Ten Terrible Tech Bills from the 117th Congress: Ending Platform Monopolies Act
Imagine shopping for a bicycle. You decide on a Trek bike after evaluating the options, user reviews, and specifications. The bicycle is delivered but without tires. You then attempt to purchase tires by Bontrager, which is owned by Trek. After all, you’ve decided you like the brand and its products. That’s why you purchased the Trek bike in the first place.
Trek promptly informs you that they are unable to sell you Bontrager tires for your Trek bike, because federal law prohibits it. They’re permitted to sell you Bontrager tires for a Schwinn bike, but selling you both a bike and tires would constitute a conflict of interest and could prompt the Federal Trade Commission (FTC) to file a civil action against them.
Sounds silly? Congress doesn’t think so. One piece of legislation introduced in the 117th Congress would establish a similar regulatory scheme, designed to target the most popular products in the tech industry.
7. Ending Platform Monopolies Act
The Ending Platform Monopolies Act (H.R. 3825)—introduced in the House in June of 2021 and sponsored by Reps. Pramila Jayapal (D-WA) and Lance Gooden (R-TX), with bipartisan support from over a dozen co-sponsors—takes an approach similar to the American Innovation and Choice Act (S. 2992), by limiting a company’s ability to operate a business that competes with other companies on its platform. But, as CEI Vice President for Strategy and Senior Fellow Iain Murray points out, the Ending Platform Monopolies Act would enact more preventive measures:
The Jayapal bill goes further, essentially saying that if you offer your services as a platform to an enterprise, you cannot compete with it. This bill would allow federal agencies to break up companies that run afoul of these punitive restrictions.
As TechFreedom’s Berin Szóka and Corbin K. Barthold put it, “This is, in effect, common carriage regulation on steroids.”
The bill would deter platform companies like Apple and Google from preinstalling apps on their hardware. Apple iPhones would no longer come out of the box with its iMessage, FaceTime, and Find My iPhone apps installed. Likewise, Google’s certified version of Android would exclude popular apps like Google Maps and Chrome. And Amazon may be limited in its ability to offer free shipping on eligible Prime products or distribute its Amazon Basics brand.
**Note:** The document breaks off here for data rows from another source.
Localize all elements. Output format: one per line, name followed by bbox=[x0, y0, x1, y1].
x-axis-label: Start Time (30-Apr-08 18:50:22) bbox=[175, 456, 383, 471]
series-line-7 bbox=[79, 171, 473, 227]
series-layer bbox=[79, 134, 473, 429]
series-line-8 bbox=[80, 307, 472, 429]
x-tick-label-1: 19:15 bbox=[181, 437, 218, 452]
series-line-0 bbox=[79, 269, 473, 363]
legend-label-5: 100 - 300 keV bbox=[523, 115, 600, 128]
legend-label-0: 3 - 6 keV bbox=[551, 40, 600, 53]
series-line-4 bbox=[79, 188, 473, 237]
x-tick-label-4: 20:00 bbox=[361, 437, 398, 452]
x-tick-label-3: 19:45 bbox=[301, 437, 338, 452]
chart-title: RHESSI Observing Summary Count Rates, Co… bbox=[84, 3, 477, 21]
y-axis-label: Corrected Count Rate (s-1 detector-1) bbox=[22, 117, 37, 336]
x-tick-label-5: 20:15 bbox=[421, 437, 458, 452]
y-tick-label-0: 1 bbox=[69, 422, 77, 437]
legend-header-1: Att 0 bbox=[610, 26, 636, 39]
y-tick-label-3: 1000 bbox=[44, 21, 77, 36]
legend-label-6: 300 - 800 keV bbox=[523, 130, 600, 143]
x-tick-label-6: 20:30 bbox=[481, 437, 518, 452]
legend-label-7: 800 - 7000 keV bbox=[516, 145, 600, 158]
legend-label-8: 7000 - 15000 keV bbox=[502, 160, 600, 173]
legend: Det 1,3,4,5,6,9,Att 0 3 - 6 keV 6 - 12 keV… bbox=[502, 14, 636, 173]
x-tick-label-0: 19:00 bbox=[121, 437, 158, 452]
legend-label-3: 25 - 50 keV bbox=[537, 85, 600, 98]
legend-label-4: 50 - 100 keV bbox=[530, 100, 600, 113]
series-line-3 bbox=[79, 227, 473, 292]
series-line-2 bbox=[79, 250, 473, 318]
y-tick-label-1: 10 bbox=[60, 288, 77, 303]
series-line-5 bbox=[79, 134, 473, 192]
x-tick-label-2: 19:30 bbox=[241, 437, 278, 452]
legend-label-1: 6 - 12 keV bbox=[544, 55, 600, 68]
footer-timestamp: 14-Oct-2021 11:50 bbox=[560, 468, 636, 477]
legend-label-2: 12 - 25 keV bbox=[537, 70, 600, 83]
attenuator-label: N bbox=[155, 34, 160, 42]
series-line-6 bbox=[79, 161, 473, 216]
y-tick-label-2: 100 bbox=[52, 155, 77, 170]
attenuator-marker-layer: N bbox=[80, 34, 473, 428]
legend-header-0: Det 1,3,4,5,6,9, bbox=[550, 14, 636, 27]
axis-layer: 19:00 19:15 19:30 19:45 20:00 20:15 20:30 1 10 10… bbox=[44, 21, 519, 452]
Further, depending on how the law is enforced, both Apple’s iOS and App Store could be designated as covered platforms. In turn, the company would be prohibited from both preinstalling and distributing Apple apps. The same would apply to Google’s Android OS and Play Store. In theory, one could download the Google Maps app on an Apple device, but not Apple Maps. And an Android user could download the Apple TV app, but not Google’s YouTube app.
The legislation would also disincentivize other retail outlets from growing their online presence to compete with Amazon. If they grow to meet the monthly threshold of 50 million users or 100,000 business users in the U.S., it would bring them under the purview of the Act. That would discourage innovation and competition.
These platforms have created a ripe ecosystem for startups, small businesses, developers, and entrepreneurs to reach customers and deliver their products. But, according to the Ending Platforms Monopolies Act, opening up your platform to competitors is a bad thing.